Creatine is one of the most popular and widely used supplements in the world of athletic performance, but that doesn’t mean it automatically improves performance in all sporting activities.
Soccer is a unique and physiologically demanding sport, often requiring the ability to perform well in repeated short bursts as well as cover long distances over the duration of a full game.
I’ve worked with soccer players of various ages and skill levels on sports nutrition strategies for the last several years, and can’t help but notice the extent to which questions on creatine use arise in this population.
That’s precisely why I’ve had my talented writing volunteer Mashaal lead us on an exploration of the science around creatine use specifically for soccer player performance.
Are these physiological demands of soccer conducive to enhancement through creatine supplementation?
Let’s find out.
Creatine For Soccer Players
Research and writing led by Mashaal Junaid, with review and edits by yours truly.
The goal of today’s article is simply to explore current evidence around the utility of creatine use as a performance booster in soccer players.
To help answer that question, I turned to a 2019 systematic review and meta-analysis published in the Nutrients journal.
The paper included 9 studies, all of which were double blind randomized controlled design.
Creatine Did Not Help With:
- Aerobic Performance – More or less refers to what we think of as “endurance”, or the ability to put forth moderate effort over an extended period of time.
- Single Jump/Sprint/Agility – In this meta-analysis, creatine use did not improve player’s sprint speed, jumping ability or agility in single tests of these feats.
Creatine Did Help With
- Anaerobic Performance/Wingate Test – Think of situations where you need put forth a maximum or near maximum effort repeatedly or continuously over a period of up to 90 seconds. It does appear, based on this paper, that creatine supplementation helps in this area.
Since creatine helps provide energy to your muscles during periods of high energy demand, it is unsurprising that it was found to be beneficial in tests of this nature.
- 20-30 grams a day spread over 3-4 doses over a 7 day period followed by 5 grams a day for 9 weeks ( OR 3 mg/kg body weight for 14 days)

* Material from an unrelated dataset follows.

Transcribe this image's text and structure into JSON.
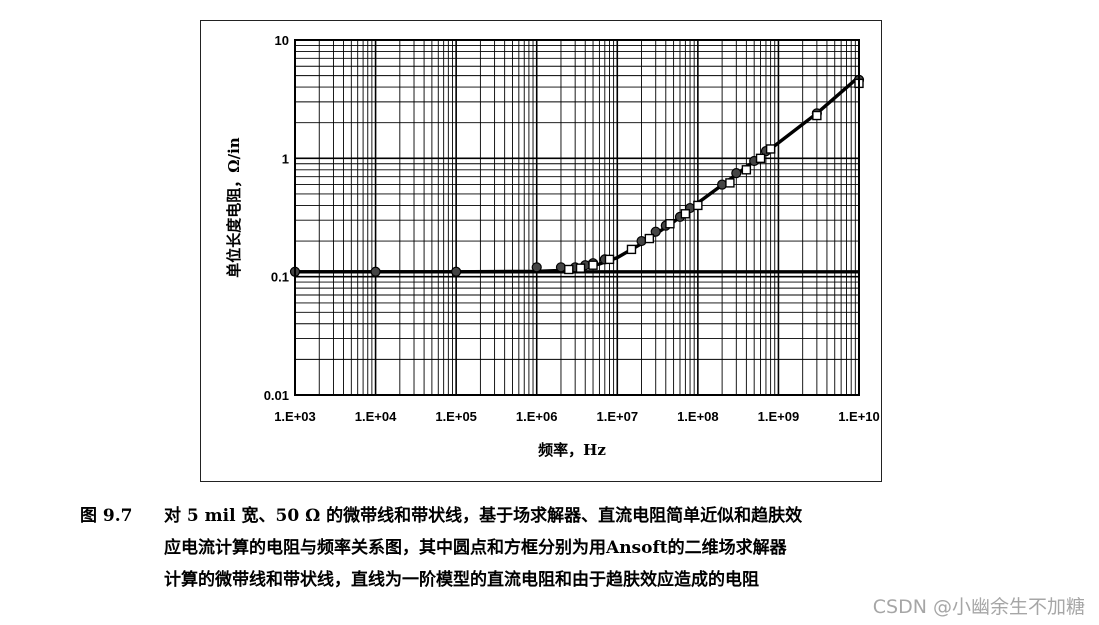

Soccer is a unique and dynamic sport, meaning it is not necessarily easy to replicate the true athletic demands it requires in scientific studies.
The available evidence seems to suggest that creatine will not provide you that extra endurance for a match going to extra time, nor will it increase your top sprint speed in the context of a soccer game.
What it may do, however, is improve your ability to work harder in specific drills or game situations that involve continued or repeated bursts of energy in that 30-90 second range.
Creatine also has a number of performance and adaptation benefits for those engaged in strength/resistance training.
This might explain why a 2017 Sports & Science Paper suggested creatine use may be most optimal during pre-season where strength training and high-intensity anaerobic drills are often at their peak.